Adorei! aqui na Holanda sempre vejo as folhas no supermercado turco mas não tinha idéia do que se preparava com elas.Vou comprar e tentar fazer esse prato!Não me lembro no Brasil de ter comido alguma vez um figo fresco…experimentei aqui e achei uma delícia!
As folhas de parreira usadas na Turquia são maiores do que as daqui (variedades diferentes de uva), mas acho que também dá certo. Você só vai precisar colocar mais recheio em cada uma.
Sandra, esta postagem tem sabores e aromas inconfundíveis!Pena que aqui estamos no outono e as parreiras estão com as folhas velhas, mas quando estivermos na primavera vou tentar fazer este delicioso prato. O difícil vai ser fazer uns rolinhos tão bonitos. Draguitsa tem mesmo mãos de fada, mas uma inteligência bem terrena e rara, aprender inglês a ver filmes?!Parabéns!
Amanhã passo por aqui, quero ver a sua versão acessível para nós, de certeza que também será deliciosa!

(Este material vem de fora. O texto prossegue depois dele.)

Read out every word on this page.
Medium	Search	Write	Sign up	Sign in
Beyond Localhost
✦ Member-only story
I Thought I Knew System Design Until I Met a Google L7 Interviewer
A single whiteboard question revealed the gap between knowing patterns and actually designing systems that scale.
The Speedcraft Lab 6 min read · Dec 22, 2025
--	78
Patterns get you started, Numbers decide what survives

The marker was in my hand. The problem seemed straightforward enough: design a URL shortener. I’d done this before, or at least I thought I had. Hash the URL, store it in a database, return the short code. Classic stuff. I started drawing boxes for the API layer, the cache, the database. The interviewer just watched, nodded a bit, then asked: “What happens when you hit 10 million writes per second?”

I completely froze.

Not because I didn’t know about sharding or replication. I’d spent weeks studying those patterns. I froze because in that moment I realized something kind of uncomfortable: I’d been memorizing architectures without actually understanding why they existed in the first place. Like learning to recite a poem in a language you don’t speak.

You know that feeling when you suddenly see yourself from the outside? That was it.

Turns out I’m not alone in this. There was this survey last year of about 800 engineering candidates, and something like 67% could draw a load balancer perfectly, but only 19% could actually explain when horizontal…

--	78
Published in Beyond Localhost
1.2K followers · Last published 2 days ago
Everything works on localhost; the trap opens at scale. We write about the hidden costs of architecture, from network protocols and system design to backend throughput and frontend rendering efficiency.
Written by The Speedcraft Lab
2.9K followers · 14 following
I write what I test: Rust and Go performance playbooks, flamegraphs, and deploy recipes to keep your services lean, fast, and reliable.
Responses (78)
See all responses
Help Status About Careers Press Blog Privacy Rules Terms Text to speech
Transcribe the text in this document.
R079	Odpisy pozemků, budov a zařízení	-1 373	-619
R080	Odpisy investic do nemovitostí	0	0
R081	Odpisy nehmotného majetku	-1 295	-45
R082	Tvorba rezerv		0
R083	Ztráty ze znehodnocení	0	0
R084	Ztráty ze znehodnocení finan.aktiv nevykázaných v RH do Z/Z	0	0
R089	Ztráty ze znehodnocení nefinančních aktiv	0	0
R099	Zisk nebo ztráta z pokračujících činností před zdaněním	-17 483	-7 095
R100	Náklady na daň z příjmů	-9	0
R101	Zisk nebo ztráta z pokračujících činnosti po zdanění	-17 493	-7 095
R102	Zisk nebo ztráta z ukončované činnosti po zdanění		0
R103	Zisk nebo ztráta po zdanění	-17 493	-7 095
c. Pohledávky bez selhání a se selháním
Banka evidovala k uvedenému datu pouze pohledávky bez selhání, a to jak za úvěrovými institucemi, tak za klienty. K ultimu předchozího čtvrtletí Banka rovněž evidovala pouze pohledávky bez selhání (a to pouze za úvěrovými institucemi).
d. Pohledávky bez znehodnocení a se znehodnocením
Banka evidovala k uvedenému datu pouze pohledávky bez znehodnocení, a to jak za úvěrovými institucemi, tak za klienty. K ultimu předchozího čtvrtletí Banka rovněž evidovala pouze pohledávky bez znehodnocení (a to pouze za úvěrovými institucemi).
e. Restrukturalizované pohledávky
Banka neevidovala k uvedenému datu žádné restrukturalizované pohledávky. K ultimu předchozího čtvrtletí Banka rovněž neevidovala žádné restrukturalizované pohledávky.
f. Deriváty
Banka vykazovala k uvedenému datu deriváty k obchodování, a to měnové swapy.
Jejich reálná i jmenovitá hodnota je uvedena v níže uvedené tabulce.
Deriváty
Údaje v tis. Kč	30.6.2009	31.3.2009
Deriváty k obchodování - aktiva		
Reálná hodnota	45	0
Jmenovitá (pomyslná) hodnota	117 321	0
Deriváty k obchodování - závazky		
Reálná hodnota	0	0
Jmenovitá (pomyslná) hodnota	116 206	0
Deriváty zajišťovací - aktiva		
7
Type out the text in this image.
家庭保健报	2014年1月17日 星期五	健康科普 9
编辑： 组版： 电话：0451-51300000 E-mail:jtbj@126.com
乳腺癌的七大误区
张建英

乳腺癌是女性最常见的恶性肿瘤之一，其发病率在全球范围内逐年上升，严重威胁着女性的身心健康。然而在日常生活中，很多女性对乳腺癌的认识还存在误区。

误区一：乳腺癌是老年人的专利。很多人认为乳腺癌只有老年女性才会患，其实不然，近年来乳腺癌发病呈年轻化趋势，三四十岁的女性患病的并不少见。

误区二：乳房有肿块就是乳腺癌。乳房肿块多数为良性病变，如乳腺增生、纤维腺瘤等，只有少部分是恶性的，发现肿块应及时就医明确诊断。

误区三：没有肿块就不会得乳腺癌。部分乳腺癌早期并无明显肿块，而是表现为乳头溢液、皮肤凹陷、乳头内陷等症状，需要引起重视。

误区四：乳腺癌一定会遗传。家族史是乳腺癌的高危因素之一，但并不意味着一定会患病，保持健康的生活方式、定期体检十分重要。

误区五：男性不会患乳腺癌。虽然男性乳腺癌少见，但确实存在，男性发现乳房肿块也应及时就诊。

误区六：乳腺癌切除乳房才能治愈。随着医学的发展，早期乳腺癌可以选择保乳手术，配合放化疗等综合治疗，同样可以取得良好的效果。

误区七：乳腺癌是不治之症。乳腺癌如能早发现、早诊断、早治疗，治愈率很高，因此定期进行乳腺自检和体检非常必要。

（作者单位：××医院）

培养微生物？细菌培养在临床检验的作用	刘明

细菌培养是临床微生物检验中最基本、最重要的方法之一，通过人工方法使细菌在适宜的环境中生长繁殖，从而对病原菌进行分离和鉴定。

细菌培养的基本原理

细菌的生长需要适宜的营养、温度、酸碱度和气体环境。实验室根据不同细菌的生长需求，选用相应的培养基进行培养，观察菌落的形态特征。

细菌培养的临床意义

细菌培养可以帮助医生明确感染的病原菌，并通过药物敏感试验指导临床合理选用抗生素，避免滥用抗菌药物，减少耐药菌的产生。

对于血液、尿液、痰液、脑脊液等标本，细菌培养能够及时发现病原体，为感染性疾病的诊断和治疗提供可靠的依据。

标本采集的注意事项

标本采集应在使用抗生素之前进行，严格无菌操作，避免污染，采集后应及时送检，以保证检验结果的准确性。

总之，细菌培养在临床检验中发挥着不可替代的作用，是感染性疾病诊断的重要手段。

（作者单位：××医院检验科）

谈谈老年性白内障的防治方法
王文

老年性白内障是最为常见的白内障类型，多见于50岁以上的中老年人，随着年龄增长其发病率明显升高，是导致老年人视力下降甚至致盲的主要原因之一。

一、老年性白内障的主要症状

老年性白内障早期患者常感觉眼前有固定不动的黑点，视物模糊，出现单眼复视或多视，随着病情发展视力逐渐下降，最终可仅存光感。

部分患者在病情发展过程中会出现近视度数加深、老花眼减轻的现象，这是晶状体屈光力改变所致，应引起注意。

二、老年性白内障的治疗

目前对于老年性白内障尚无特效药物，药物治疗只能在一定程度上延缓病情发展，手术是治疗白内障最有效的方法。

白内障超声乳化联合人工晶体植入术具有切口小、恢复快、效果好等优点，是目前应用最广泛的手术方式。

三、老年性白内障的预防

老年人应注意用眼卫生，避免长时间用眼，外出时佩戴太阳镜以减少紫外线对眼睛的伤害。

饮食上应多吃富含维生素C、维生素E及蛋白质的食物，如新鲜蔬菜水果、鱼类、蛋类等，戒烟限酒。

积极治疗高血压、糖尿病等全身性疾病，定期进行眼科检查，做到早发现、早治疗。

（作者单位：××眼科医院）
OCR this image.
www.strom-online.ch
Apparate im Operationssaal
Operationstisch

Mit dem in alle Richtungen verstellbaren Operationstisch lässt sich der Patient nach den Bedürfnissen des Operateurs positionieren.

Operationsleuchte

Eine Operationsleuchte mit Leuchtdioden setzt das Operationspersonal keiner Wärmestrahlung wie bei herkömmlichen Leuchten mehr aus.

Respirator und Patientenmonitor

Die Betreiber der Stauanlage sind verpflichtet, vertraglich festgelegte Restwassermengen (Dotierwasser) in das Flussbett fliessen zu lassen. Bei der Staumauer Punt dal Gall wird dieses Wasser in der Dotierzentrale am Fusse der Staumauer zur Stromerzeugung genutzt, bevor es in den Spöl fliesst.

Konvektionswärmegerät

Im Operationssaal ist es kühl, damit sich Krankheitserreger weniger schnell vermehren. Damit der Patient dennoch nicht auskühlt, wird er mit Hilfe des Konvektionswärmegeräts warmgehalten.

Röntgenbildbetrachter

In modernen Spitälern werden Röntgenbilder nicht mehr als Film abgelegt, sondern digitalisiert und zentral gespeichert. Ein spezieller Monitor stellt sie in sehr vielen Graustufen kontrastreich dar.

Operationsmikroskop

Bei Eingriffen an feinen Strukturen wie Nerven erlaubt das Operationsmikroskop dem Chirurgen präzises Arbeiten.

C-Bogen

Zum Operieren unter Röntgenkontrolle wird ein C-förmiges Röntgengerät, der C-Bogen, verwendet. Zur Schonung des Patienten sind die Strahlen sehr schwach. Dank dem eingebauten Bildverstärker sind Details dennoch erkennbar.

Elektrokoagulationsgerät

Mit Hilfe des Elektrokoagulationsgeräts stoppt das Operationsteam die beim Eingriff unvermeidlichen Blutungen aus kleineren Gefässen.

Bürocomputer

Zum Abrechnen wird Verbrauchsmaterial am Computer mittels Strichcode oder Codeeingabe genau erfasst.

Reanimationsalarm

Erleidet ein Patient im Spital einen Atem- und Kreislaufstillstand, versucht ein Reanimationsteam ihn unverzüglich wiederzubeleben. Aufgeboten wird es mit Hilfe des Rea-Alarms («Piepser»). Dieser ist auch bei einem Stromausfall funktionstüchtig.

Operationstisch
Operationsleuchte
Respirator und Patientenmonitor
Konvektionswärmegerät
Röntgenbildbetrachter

Adorei a história e conhecer Draguitsa.
Vou transmitir os “parabéns” à Draguitsa. Enrolar as folhas é realmente a parte mais difícil e é preciso muito treino pra conseguir charutinhos tão perfeitos quando os dela… Mas mesmo se os seus rolinhos ficarem feios, o gosto será o mesmo 🙂
Sandra, sua maneira de escrever é deliciosa! Adoro ler seu blog.
Obrigada, Mônica.
Oi, Sandra, seu Blog desta vez pareceu um tapete mágico que levou todos nós,seus leitores, para a Palestina. Foi ótimo saber notícias de Draguitsa ,mãos de fada, que além de bordar belos desenhos tradicionais é poliglota e tal como vc uma mestra na arte culinária. Sinto como se tivesse feito um passeio no jardim de Draguitsa ,colhendo uvas e figos e depois apreciei passo a passo vcs. fazendo os dawali .Estão deliciosos!
Um abraço afetuoso p/ todos vocês
Fátima Yasbeck Asfora
E p/quem está em Pernambuco eu lembro que folhas de uva podem ser encontradas c/facilidade em Petrolina. .
Já que você não vem aqui me visitar, eu levo um tiquinho da Palestina pra sua casa, Fátima:-)
Mmm! Que delícia! Aqui em casa fazemos charutos de repolho, mas já comi com folhas de uva fora de casa! Não sabia que fazia assim! Mas parece que o trabalho que dá compensa! Meu pai está tentando fazer pegar parreira aqui em casa… Os cavalos das uvas já nasceram, então acho que posso roubar umas folhas!
Que sorte a sua, Aline, ter uvas em casa:-) Quando a parreira se cobrir com as primeiras folhas peça ao seu pai pra roubar algumas pra fazer dawalis. Os palestinos dizem que a primeira “folhada” do ano é a melhor pra fazer esse prato.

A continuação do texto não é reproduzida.